Expenditure on healthcare services and facilities for physically challenged allowable
deduction up to Kshs. 50,000 per month.
• Reduction of tax burden on senior citizens: The Minister of Finance reduced the tax
burden on senior citizens by increasing the exemption gap of monthly pension income from
Kshs. 15,000 to Kshs. 25,000 of monthly, i.e. the first Kshs 25,000 of monthly pension
income is exempted from tax, from Kshs. 15,000 that was previously exempted.
• For lumpsum withdrawals, the first Kshs. 600,000, up from Kshs. 480,000 withdrawals from
a registered pension or individual retirement fund is exempted from tax.
• VAT: To fasten the withholding VAT claiming process, withholding agents are required to
issue withholding VAT certificate at the point of payment. Previously, the agent was obligated
to furnish the supplier with “acknowledgement of the payment.”
• Turnover Tax: Turnover tax of 3% has been introduced. It targets businesses with an
annual turnover of between Kshs. 500,000 and Kshs. 5,000,000. These include individuals
and partnerships. Turnover tax returns shall be submitted quarterly using a pay-in slip.

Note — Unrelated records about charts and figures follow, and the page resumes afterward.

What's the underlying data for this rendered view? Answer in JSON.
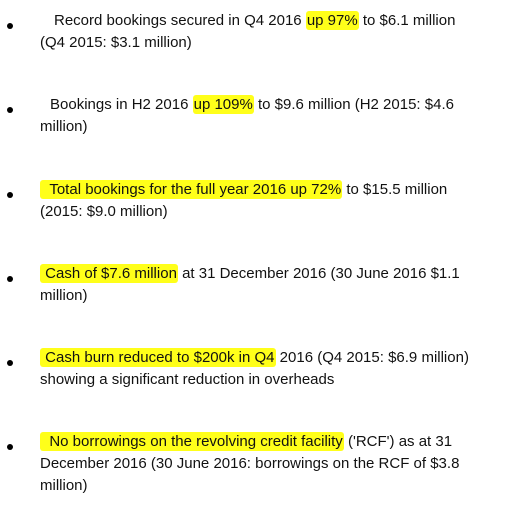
{
  "highlight_color": "#ffff1a",
  "bullets": [
    {
      "line1": {
        "pre": "Record bookings secured in Q4 2016 ",
        "highlight": "up 97%",
        "post": " to $6.1 million"
      },
      "line2": "(Q4 2015: $3.1 million)"
    },
    {
      "line1": {
        "pre": "Bookings in H2 2016 ",
        "highlight": "up 109%",
        "post": " to $9.6 million (H2 2015: $4.6"
      },
      "line2": "million)"
    },
    {
      "line1": {
        "pre": "",
        "highlight": "Total bookings for the full year 2016 up 72%",
        "post": " to $15.5 million"
      },
      "line2": "(2015: $9.0 million)"
    },
    {
      "line1": {
        "pre": "",
        "highlight": "Cash of $7.6 million",
        "post": " at 31 December 2016 (30 June 2016 $1.1"
      },
      "line2": "million)"
    },
    {
      "line1": {
        "pre": "",
        "highlight": "Cash burn reduced to $200k in Q4",
        "post": " 2016 (Q4 2015: $6.9 million)"
      },
      "line2": "showing a significant reduction in overheads"
    },
    {
      "line1": {
        "pre": "",
        "highlight": "No borrowings on the revolving credit facility",
        "post": " ('RCF') as at 31"
      },
      "line2": "December 2016 (30 June 2016: borrowings on the RCF of $3.8",
      "line3": "million)"
    }
  ]
}
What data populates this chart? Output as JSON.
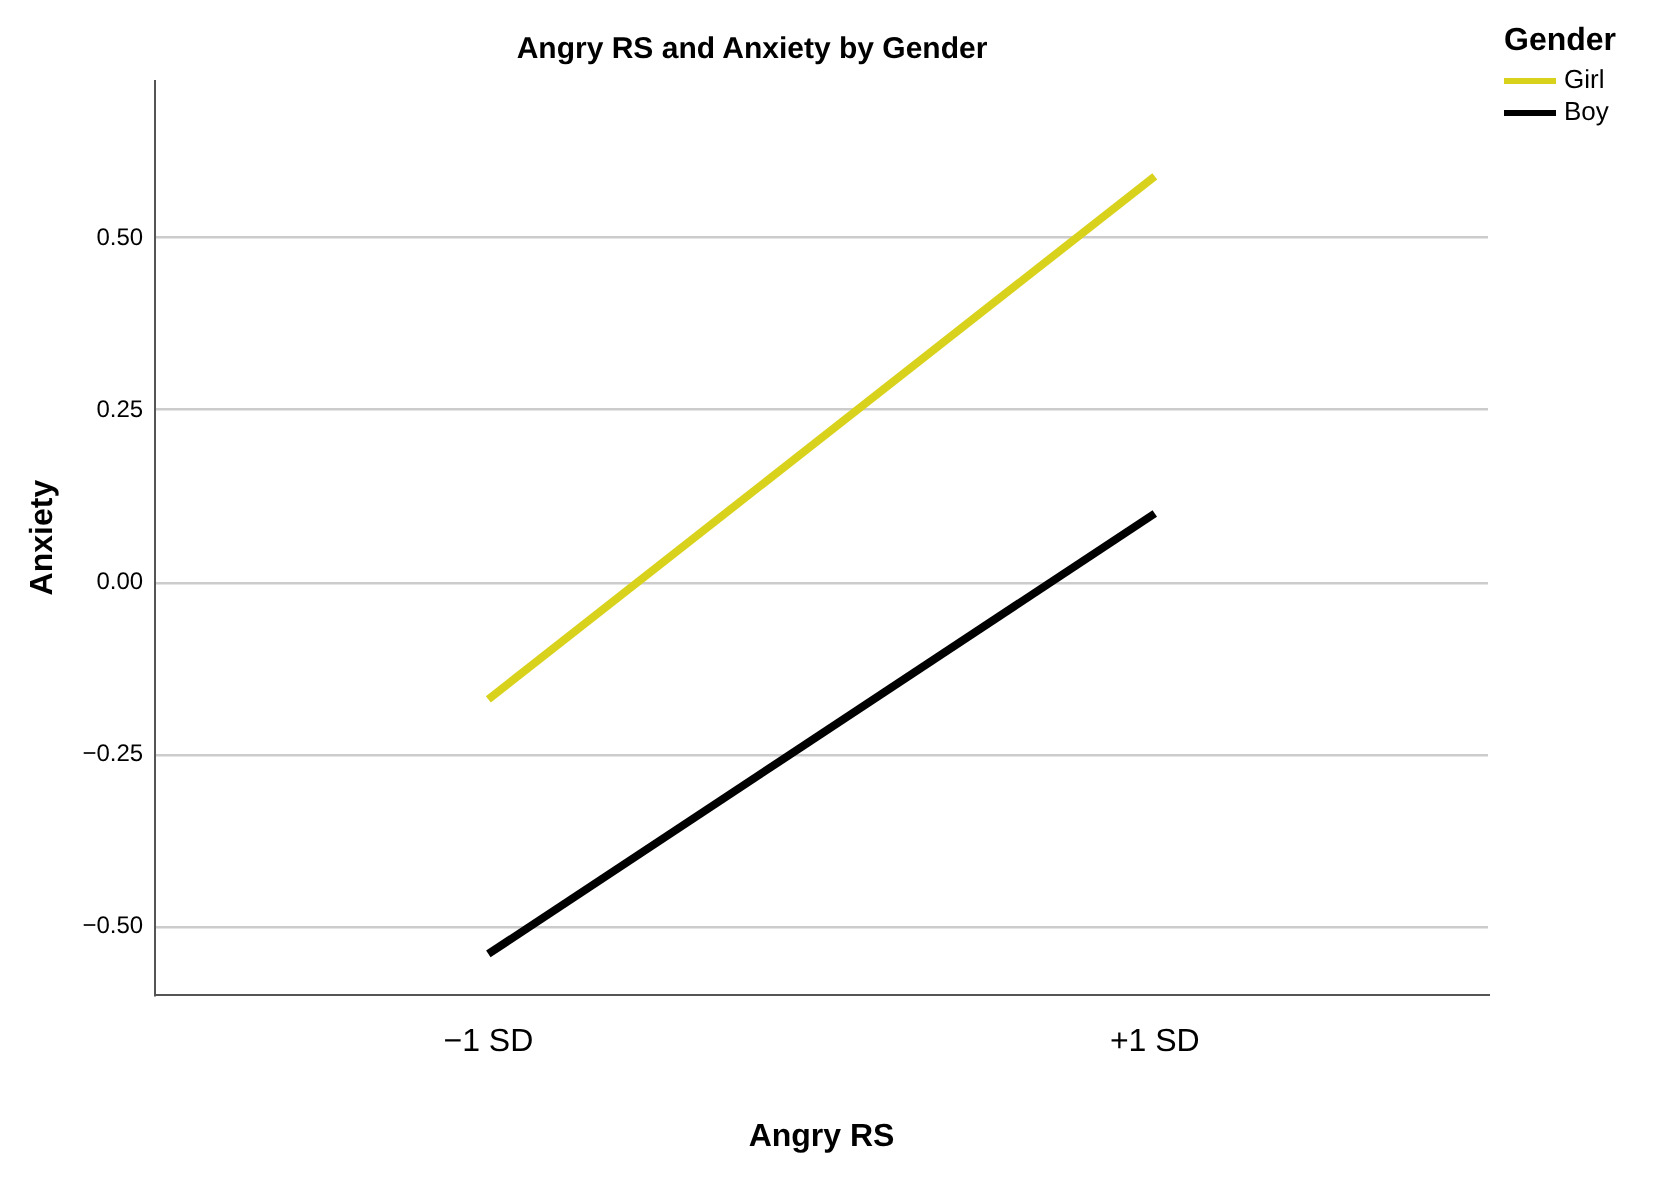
{
  "chart_data": {
    "type": "line",
    "title": "Angry RS and Anxiety by Gender",
    "xlabel": "Angry RS",
    "ylabel": "Anxiety",
    "legend_title": "Gender",
    "categories": [
      "−1 SD",
      "+1 SD"
    ],
    "series": [
      {
        "name": "Girl",
        "color": "#d9d21c",
        "values": [
          -0.17,
          0.59
        ]
      },
      {
        "name": "Boy",
        "color": "#000000",
        "values": [
          -0.54,
          0.1
        ]
      }
    ],
    "ylim": [
      -0.6,
      0.73
    ],
    "yticks": [
      {
        "value": -0.5,
        "label": "−0.50"
      },
      {
        "value": -0.25,
        "label": "−0.25"
      },
      {
        "value": 0,
        "label": "0.00"
      },
      {
        "value": 0.25,
        "label": "0.25"
      },
      {
        "value": 0.5,
        "label": "0.50"
      }
    ],
    "grid": "y",
    "legend": "top right",
    "marker": "none",
    "line_style": "solid"
  }
}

The regulations also say that the payments shall be made by the 20th day of the month
immediately following the end of the tax quarter.
8.7 Allowances:
• Capital expenditure incurred in acquisition of an indefeasible right to use a fibre optic cable
by a telecommunication operator granted deduction of 5% per annum.
• Allowance is granted at 25% per annum on cost of commercial buildings.
• Telecommunication equipment has been granted specific allowance at 20% per annum on
cost.
• Qualifying cost of machinery and buildings on investment deduction has been capped to
Kshs. 200 million. i.e. for buildings or machinery to qualify for investment deduction, their
cost must be Kshs. 200 million or more.
• An investment deduction has been introduced on filming equipment. It has been granted at
100%.
• A special incentive has been introduced for investment in the satellite towns adjoining
Nairobi, Mombasa or Kisumu at 150%. This is to decongest the three cities. It is also an
incentive to encourage regional growth.
• Expenditure on computer software is allowable at 5% per annum.
8.8 Taxpayer Education
The Kenya Revenue Authority (KRA), in its quest to modernise the Kenyan tax system, is holding
seminars to sensitise the taxpayers on the importance of paying tax. The Kenya Revenue
Authority also creates awareness to the taxpayers on their rights and obligations, regarding tax
issues. The seminars are being held on a monthly basis.